Under this state of facts, we think the mother was entitled to the custody and services of the child, and if it was injured by the negligence or recklessness of an employee of the company, she would be entitled to recover, although her husband was still living. If a husband or father abandons his wife and children, and refuses or fails to maintain them, but leaves them to earn their own support, the mother becomes the head of the family, and is entitled to the custody of the children and to their earnings; and if by the negligence of another, one of the children is injured, we see no reason why the mother should not be entitled to recover the value of the services of the injured child. The husband’s abandonment of the children and his failure and refusal to support them is a voluntary relinquishment of his right to their custody and to their services. Section 1793 of the code declares that “until majority the child remains under control of the father, who is entitled to his services and the proceeds of his labor.” It declares also that “this parental power is lost . . by the failure of the father to provide necessaries for his child, or his abandonment of his family.” The amendment alleges both of these grounds.
*7452. It appears from the record that the original declaration was filed within the time prescribed by law for bringing such suits. After allowing the amendment, the court, at a subsequent térm, reconsidered its action, and passed an order striking the amendment; whereupon the plaintiff dismissed her action, and within six months thereafter brought another action, in which the same cause of action contained in the original declaration, as amended, was substantially set forth. It was contended by counsel for the defendant that no cause of action having been set forth in the original declaration, and the amendment having been stricken before the case was dismissed, no cause of action was left pending at the time of the dismissal, and therefore the,action could not be renewed under section 2932 of the code, which authorizes a renewal of an action within six months after a dismissal or nonsuit; that as no cause of action was pending at the time of the dismissal, there was nothing to renew, and the present declaration, being filed more than two years after the injury, was barred by the statute of limitations. This contention, in our opinion, was not sound.

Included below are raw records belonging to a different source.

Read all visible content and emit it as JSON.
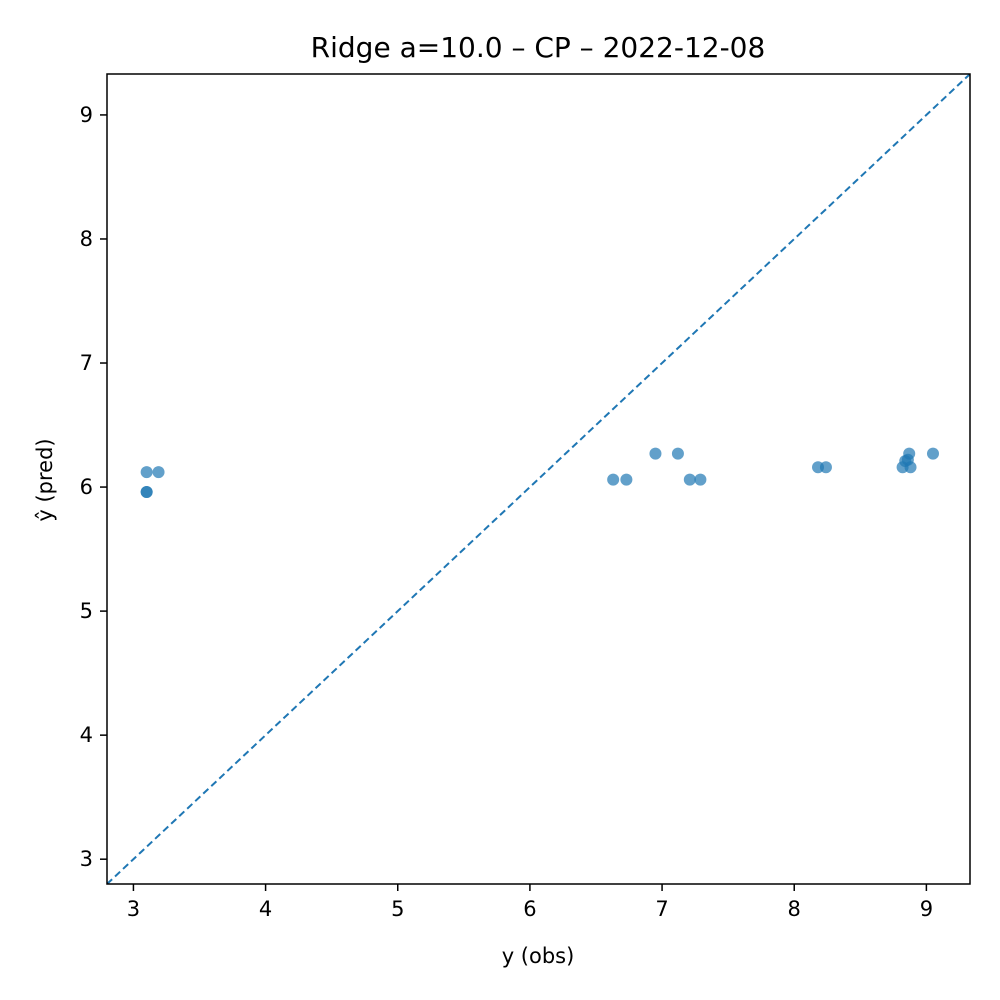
{
  "chart_data": {
    "type": "scatter",
    "title": "Ridge a=10.0 – CP – 2022-12-08",
    "xlabel": "y (obs)",
    "ylabel": "ŷ (pred)",
    "xlim": [
      2.8,
      9.33
    ],
    "ylim": [
      2.8,
      9.33
    ],
    "xticks": [
      3,
      4,
      5,
      6,
      7,
      8,
      9
    ],
    "yticks": [
      3,
      4,
      5,
      6,
      7,
      8,
      9
    ],
    "grid": false,
    "reference_line": {
      "type": "y=x",
      "style": "dashed"
    },
    "colors": {
      "points": "#1f77b4",
      "line": "#1f77b4"
    },
    "series": [
      {
        "name": "predictions",
        "x": [
          3.1,
          3.19,
          3.1,
          3.1,
          6.63,
          6.73,
          6.95,
          7.12,
          7.21,
          7.29,
          8.18,
          8.24,
          8.82,
          8.84,
          8.86,
          8.87,
          8.88,
          9.05
        ],
        "y": [
          6.12,
          6.12,
          5.96,
          5.96,
          6.06,
          6.06,
          6.27,
          6.27,
          6.06,
          6.06,
          6.16,
          6.16,
          6.16,
          6.21,
          6.22,
          6.27,
          6.16,
          6.27
        ]
      }
    ]
  }
}
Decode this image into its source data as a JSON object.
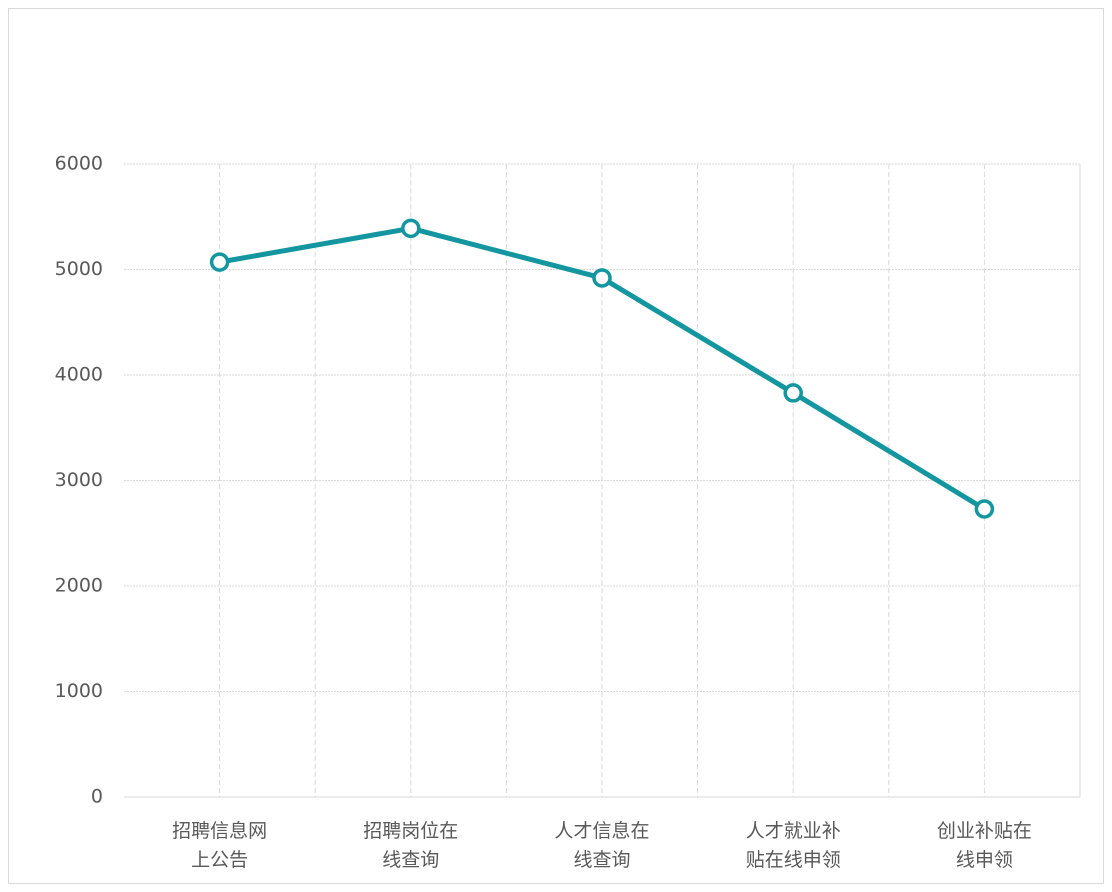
{
  "chart_data": {
    "type": "line",
    "categories": [
      "招聘信息网\n上公告",
      "招聘岗位在\n线查询",
      "人才信息在\n线查询",
      "人才就业补\n贴在线申领",
      "创业补贴在\n线申领"
    ],
    "series": [
      {
        "color": "#13969f",
        "values": [
          5070,
          5390,
          4920,
          3830,
          2730
        ]
      }
    ],
    "ylim": [
      0,
      6000
    ],
    "yticks": [
      0,
      1000,
      2000,
      3000,
      4000,
      5000,
      6000
    ],
    "grid": true
  }
}
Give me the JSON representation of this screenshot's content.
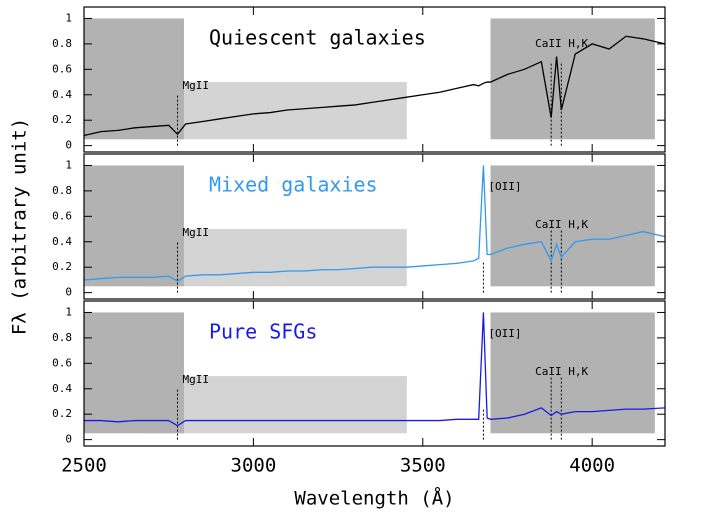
{
  "chart_data": [
    {
      "type": "line",
      "title": "Quiescent galaxies",
      "title_color": "#000000",
      "x": [
        2500,
        2550,
        2600,
        2650,
        2700,
        2750,
        2776,
        2800,
        2850,
        2900,
        2950,
        3000,
        3050,
        3100,
        3150,
        3200,
        3250,
        3300,
        3350,
        3400,
        3450,
        3500,
        3550,
        3600,
        3650,
        3665,
        3679,
        3690,
        3700,
        3750,
        3800,
        3850,
        3879,
        3895,
        3909,
        3950,
        4000,
        4050,
        4100,
        4150,
        4215
      ],
      "series": [
        {
          "color": "#000000",
          "values": [
            0.08,
            0.11,
            0.12,
            0.14,
            0.15,
            0.16,
            0.09,
            0.17,
            0.19,
            0.21,
            0.23,
            0.25,
            0.26,
            0.28,
            0.29,
            0.3,
            0.31,
            0.32,
            0.34,
            0.36,
            0.38,
            0.4,
            0.42,
            0.45,
            0.48,
            0.47,
            0.49,
            0.5,
            0.5,
            0.56,
            0.6,
            0.66,
            0.22,
            0.7,
            0.28,
            0.72,
            0.8,
            0.76,
            0.86,
            0.84,
            0.8
          ]
        }
      ],
      "xlim": [
        2500,
        4215
      ],
      "xticks": [
        2500,
        3000,
        3500,
        4000
      ],
      "ylim": [
        -0.05,
        1.09
      ],
      "yticks": [
        0,
        0.2,
        0.4,
        0.6,
        0.8,
        1
      ],
      "regions": [
        {
          "x": [
            2671,
            3453
          ],
          "y": [
            0.05,
            0.5
          ],
          "color": "#d4d4d4"
        },
        {
          "x": [
            2500,
            2795
          ],
          "y": [
            0.05,
            1
          ],
          "color": "#b2b2b2"
        },
        {
          "x": [
            3700,
            4185
          ],
          "y": [
            0.05,
            1
          ],
          "color": "#b2b2b2"
        }
      ],
      "annotations": [
        {
          "text": "MgII",
          "x": [
            2776
          ],
          "y": [
            0,
            0.4
          ],
          "text_y": 0.47
        },
        {
          "text": "CaII H,K",
          "x": [
            3879,
            3909
          ],
          "y": [
            0,
            0.66
          ],
          "text_y": 0.8
        }
      ]
    },
    {
      "type": "line",
      "title": "Mixed galaxies",
      "title_color": "#3399ee",
      "ylabel": "Fλ (arbitrary unit)",
      "x": [
        2500,
        2550,
        2600,
        2650,
        2700,
        2750,
        2776,
        2800,
        2850,
        2900,
        2950,
        3000,
        3050,
        3100,
        3150,
        3200,
        3250,
        3300,
        3350,
        3400,
        3450,
        3500,
        3550,
        3600,
        3650,
        3665,
        3679,
        3690,
        3700,
        3750,
        3800,
        3850,
        3879,
        3895,
        3909,
        3950,
        4000,
        4050,
        4100,
        4150,
        4215
      ],
      "series": [
        {
          "color": "#3399ee",
          "values": [
            0.1,
            0.11,
            0.12,
            0.12,
            0.12,
            0.13,
            0.09,
            0.13,
            0.14,
            0.14,
            0.15,
            0.16,
            0.16,
            0.17,
            0.17,
            0.18,
            0.18,
            0.19,
            0.2,
            0.2,
            0.2,
            0.21,
            0.22,
            0.23,
            0.25,
            0.27,
            1.0,
            0.3,
            0.3,
            0.35,
            0.38,
            0.4,
            0.25,
            0.38,
            0.28,
            0.4,
            0.42,
            0.42,
            0.45,
            0.48,
            0.44
          ]
        }
      ],
      "xlim": [
        2500,
        4215
      ],
      "xticks": [
        2500,
        3000,
        3500,
        4000
      ],
      "ylim": [
        -0.05,
        1.09
      ],
      "yticks": [
        0,
        0.2,
        0.4,
        0.6,
        0.8,
        1
      ],
      "regions": [
        {
          "x": [
            2671,
            3453
          ],
          "y": [
            0.05,
            0.5
          ],
          "color": "#d4d4d4"
        },
        {
          "x": [
            2500,
            2795
          ],
          "y": [
            0.05,
            1
          ],
          "color": "#b2b2b2"
        },
        {
          "x": [
            3700,
            4185
          ],
          "y": [
            0.05,
            1
          ],
          "color": "#b2b2b2"
        }
      ],
      "annotations": [
        {
          "text": "MgII",
          "x": [
            2776
          ],
          "y": [
            0,
            0.4
          ],
          "text_y": 0.47
        },
        {
          "text": "[OII]",
          "x": [
            3679
          ],
          "y": [
            0,
            0.25
          ],
          "text_y": 0.83
        },
        {
          "text": "CaII H,K",
          "x": [
            3879,
            3909
          ],
          "y": [
            0,
            0.5
          ],
          "text_y": 0.53
        }
      ]
    },
    {
      "type": "line",
      "title": "Pure SFGs",
      "title_color": "#1a1ae6",
      "xlabel": "Wavelength (Å)",
      "x": [
        2500,
        2550,
        2600,
        2650,
        2700,
        2750,
        2776,
        2800,
        2850,
        2900,
        2950,
        3000,
        3050,
        3100,
        3150,
        3200,
        3250,
        3300,
        3350,
        3400,
        3450,
        3500,
        3550,
        3600,
        3650,
        3665,
        3679,
        3690,
        3700,
        3750,
        3800,
        3850,
        3879,
        3895,
        3909,
        3950,
        4000,
        4050,
        4100,
        4150,
        4215
      ],
      "series": [
        {
          "color": "#1a1ae6",
          "values": [
            0.15,
            0.15,
            0.14,
            0.15,
            0.15,
            0.15,
            0.11,
            0.15,
            0.15,
            0.15,
            0.15,
            0.15,
            0.15,
            0.15,
            0.15,
            0.15,
            0.15,
            0.15,
            0.15,
            0.15,
            0.15,
            0.15,
            0.15,
            0.16,
            0.16,
            0.16,
            1.0,
            0.17,
            0.16,
            0.17,
            0.2,
            0.25,
            0.19,
            0.22,
            0.2,
            0.22,
            0.22,
            0.23,
            0.24,
            0.24,
            0.25
          ]
        }
      ],
      "xlim": [
        2500,
        4215
      ],
      "xticks": [
        2500,
        3000,
        3500,
        4000
      ],
      "ylim": [
        -0.05,
        1.09
      ],
      "yticks": [
        0,
        0.2,
        0.4,
        0.6,
        0.8,
        1
      ],
      "regions": [
        {
          "x": [
            2671,
            3453
          ],
          "y": [
            0.05,
            0.5
          ],
          "color": "#d4d4d4"
        },
        {
          "x": [
            2500,
            2795
          ],
          "y": [
            0.05,
            1
          ],
          "color": "#b2b2b2"
        },
        {
          "x": [
            3700,
            4185
          ],
          "y": [
            0.05,
            1
          ],
          "color": "#b2b2b2"
        }
      ],
      "annotations": [
        {
          "text": "MgII",
          "x": [
            2776
          ],
          "y": [
            0,
            0.4
          ],
          "text_y": 0.47
        },
        {
          "text": "[OII]",
          "x": [
            3679
          ],
          "y": [
            0,
            0.25
          ],
          "text_y": 0.83
        },
        {
          "text": "CaII H,K",
          "x": [
            3879,
            3909
          ],
          "y": [
            0,
            0.5
          ],
          "text_y": 0.53
        }
      ]
    }
  ]
}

Although the original declaration did not set out a cause of action in the mother, yet when the amendment showing her right to recover was allowed, it made the declaration a good one in this respect, and became a part thereof, as much so as if the allegations in the amendment had been inserted in the declaration when it was first drawn and filed; and when the court at a subsequent term struck the amendment, and the plaintiff thereupon dismissed her action, she had at this term of the court a good cause of action, and if she renewed it by bringing another action setting forth the same cause of action contained in the original declaration as amended, the second action was a renewal of the first and was not barred by the statute of limitations, although filed more than two years after the cause of action accrued.
*7463. It was complained that the court erred in charging the jury as follows: “A child under the age of ten years is not presumed in law to have arrived at the age to discern between right and wrong, and (to be) of sufficient capacity and knowledge to make him responsible for his acts, and would not be chargeable of knowledge of right and wrong, unless it be clearly shown that he had such knowledge and capacity. If you find from the testimony that this plaintiff was injured, that he was nine years old or less, the law does not presume that he has arrived at that age, so as to have the proper discretion in judging between right and wrong, unless it is shown by proof that he had.” Under the facts in the case, we do not think this charge was pertinent and appropriate. The child was before the jury as a witness, and they ought to have been left free to determine for themselves, from his appearance and his testimony and the testimony of others on this subject, what his capacity was for exercising care for his own safety at the time he was injured, without being hampered by presumptions of law either for or against the competency of the child. See Central Railroad v. Rylee, 87 Ga. 491; Central Railroad v. Golden, last term (ante, 510). Some children are much more precocious than others. A child nine years of age, who has been reared in the neighborhood of railroads and who has ridden upon them frequently, may have as much capacity for realizing the dangers connected therewith and exercising care for his own safety as a youth of fifteen years not familiar with railroads would have. As to the rule which should be applied to infants with respect to due care, see Western & Atlantic Railroad v. Young, 81 Ga. 397, 83 Ga. 512.
4. In view of the entire charge as given, there was no error as against the company in charging as set out in the 4th head-note to this opinion. Judgment reversed.